Las pisadas se iban marcando ligeras con el paso de los minutos, no iban rápido, pero tampoco muy lento. Una tras otra, tras otra, tras otra. Del lado derecho se apreciaba un horizonte blanqueado, con montañas grises, todo muy pálido, silencioso, tranquilo. Del lado izquierdo las sombras parecían devorar el paisaje, con forme la vista se alejaba iba haciéndose imposible distinguir las formas, también había silencio, pero uno distinto, uno denso, parecía estar lleno de cosas o tal vez pensamientos, emociones, ideas o historias.

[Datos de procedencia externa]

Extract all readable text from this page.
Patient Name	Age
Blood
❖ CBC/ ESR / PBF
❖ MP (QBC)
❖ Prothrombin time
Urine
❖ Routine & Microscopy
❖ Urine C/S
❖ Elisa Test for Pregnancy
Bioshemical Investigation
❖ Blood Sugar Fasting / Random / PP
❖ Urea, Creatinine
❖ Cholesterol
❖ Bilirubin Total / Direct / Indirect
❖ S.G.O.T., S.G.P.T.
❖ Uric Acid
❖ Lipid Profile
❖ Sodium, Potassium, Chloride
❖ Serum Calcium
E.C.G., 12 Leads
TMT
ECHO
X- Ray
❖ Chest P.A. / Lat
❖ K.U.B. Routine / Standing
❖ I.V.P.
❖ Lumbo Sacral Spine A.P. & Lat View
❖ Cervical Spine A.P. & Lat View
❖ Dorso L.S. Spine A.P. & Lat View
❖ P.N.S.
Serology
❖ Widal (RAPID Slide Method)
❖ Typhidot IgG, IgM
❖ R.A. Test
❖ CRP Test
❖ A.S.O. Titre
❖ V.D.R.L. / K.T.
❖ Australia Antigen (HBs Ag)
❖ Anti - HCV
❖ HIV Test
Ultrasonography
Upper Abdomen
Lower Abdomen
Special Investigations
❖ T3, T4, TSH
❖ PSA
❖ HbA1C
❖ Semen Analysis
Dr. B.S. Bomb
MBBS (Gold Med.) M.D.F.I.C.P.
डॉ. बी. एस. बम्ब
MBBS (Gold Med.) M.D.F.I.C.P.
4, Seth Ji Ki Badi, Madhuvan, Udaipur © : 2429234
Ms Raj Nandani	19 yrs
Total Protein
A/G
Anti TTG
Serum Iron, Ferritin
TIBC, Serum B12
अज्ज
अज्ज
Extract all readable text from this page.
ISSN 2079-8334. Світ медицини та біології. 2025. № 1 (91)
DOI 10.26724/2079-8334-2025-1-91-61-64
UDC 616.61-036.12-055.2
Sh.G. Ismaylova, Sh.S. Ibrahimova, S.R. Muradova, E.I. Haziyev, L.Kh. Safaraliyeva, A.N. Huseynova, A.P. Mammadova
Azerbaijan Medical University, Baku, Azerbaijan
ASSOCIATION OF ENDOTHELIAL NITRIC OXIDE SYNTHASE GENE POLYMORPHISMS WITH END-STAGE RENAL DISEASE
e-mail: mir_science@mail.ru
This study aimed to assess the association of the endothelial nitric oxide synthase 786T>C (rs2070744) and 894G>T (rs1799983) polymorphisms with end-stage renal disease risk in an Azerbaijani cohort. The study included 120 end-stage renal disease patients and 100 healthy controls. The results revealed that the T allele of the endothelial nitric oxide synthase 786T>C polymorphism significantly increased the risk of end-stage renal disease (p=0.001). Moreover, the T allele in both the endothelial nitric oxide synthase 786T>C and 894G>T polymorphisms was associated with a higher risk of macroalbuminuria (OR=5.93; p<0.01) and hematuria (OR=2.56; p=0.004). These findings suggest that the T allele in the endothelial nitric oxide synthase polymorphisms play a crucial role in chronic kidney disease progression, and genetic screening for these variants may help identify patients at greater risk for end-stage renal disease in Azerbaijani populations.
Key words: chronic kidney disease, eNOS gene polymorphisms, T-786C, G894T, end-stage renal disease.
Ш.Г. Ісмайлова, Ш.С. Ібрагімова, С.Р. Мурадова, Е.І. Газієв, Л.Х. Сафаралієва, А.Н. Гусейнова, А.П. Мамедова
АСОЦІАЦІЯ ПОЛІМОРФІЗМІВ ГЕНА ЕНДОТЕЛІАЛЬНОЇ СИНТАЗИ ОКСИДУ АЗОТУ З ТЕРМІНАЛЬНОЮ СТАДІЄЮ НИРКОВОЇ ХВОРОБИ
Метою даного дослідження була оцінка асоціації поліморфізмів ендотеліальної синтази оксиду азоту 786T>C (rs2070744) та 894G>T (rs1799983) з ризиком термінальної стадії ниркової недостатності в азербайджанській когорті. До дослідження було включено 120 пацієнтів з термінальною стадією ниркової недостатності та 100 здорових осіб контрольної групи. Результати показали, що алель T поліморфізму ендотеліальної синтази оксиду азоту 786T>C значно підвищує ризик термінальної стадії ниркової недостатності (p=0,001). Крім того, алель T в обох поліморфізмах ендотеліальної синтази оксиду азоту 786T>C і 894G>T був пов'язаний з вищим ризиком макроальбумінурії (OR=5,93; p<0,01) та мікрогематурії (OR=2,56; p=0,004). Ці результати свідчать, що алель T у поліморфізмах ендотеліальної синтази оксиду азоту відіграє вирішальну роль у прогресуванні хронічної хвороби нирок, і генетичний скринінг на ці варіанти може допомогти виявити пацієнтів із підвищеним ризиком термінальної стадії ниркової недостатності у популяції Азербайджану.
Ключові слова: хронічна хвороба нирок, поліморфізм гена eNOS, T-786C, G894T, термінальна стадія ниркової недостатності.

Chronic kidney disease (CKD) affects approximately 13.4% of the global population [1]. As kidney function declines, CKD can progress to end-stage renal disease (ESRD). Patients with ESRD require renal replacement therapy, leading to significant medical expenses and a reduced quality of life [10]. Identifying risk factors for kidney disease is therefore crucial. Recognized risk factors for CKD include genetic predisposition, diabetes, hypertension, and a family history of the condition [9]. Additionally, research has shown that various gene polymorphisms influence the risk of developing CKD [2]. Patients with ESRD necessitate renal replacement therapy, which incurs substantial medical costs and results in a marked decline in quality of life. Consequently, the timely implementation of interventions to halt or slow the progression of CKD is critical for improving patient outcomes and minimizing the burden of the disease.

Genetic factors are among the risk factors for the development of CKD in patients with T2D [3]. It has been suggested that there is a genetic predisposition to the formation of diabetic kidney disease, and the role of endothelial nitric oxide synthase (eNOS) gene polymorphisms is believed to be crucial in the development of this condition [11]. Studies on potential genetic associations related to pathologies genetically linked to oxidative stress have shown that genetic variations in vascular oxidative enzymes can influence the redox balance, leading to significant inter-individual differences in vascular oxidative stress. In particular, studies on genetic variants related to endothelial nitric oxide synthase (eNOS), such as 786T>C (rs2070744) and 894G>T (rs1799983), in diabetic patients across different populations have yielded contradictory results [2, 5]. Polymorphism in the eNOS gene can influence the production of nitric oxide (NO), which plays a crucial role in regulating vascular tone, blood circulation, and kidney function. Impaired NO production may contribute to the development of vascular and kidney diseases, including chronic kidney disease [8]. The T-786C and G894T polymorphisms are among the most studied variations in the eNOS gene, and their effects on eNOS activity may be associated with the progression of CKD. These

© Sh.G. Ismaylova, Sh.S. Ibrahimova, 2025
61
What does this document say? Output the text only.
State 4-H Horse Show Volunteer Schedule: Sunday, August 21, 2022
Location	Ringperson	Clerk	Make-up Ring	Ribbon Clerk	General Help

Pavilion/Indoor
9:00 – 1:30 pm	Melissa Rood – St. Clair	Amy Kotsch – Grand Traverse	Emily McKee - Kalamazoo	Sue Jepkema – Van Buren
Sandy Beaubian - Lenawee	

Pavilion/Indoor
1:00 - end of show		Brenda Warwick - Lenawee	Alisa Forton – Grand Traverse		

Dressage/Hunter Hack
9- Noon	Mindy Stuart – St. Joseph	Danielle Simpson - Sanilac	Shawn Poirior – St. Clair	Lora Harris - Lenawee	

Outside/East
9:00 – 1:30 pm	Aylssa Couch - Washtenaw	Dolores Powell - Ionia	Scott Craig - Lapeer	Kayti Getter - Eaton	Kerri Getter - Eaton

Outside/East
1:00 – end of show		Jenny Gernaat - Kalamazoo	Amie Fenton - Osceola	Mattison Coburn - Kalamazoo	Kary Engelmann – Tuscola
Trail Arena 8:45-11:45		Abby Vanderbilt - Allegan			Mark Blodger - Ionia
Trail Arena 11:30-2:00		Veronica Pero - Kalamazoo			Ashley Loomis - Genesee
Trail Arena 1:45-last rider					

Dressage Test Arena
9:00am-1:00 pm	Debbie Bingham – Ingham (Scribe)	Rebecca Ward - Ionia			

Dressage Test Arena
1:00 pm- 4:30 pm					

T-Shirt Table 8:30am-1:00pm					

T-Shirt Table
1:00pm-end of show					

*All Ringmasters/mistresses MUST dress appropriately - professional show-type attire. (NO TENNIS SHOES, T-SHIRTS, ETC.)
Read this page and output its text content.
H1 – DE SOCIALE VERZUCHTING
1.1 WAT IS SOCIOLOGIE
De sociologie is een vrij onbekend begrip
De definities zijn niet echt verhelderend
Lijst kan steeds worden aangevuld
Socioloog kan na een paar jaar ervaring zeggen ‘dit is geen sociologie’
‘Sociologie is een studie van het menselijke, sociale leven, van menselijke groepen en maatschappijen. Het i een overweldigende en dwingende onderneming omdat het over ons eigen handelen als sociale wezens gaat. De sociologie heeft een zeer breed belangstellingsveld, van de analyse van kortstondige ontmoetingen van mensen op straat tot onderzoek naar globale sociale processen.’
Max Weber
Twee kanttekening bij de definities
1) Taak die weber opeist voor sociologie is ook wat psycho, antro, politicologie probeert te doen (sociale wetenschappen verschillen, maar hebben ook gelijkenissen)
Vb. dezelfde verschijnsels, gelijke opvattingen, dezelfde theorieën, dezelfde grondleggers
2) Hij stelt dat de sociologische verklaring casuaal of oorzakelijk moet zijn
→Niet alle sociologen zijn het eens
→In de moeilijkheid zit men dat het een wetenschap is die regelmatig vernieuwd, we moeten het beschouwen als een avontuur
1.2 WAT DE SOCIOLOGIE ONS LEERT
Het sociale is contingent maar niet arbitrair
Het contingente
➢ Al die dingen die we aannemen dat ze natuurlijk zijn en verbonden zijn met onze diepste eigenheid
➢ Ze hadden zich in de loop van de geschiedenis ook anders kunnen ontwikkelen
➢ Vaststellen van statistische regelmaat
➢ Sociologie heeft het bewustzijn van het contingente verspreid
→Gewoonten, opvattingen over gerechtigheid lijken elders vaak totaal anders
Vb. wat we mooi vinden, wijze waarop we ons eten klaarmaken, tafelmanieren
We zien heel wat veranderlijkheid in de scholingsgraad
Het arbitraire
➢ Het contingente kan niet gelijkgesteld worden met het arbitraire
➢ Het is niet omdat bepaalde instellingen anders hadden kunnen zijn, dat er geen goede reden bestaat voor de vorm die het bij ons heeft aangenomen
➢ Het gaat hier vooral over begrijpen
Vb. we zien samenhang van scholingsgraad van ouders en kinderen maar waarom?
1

Las pisadas andaban justamente en el borde donde se juntaban los dos horizontes, con mucho cuidado de no caer demasiado en alguno de los extremos. La mayoría del tiempo, los pies iban tocando el terreno tibio y blancuzco cubierto de hierba gris-azulada (los pies iban descalzos), y algunas veces se despistaban y los dedos marcaban su huella en las penumbras que parecían estar plantadas en tierra fría, pero agaradable.
Las pisadas iban acompañadas de su dueña, con los ojos cerrados y los brazos colgantes.
Las pisadas no se detenían.
Las pisadas todavía no decidían.
Las pisadas iban marcando cada paso que daban, hundiéndose con suavidad en el terreno.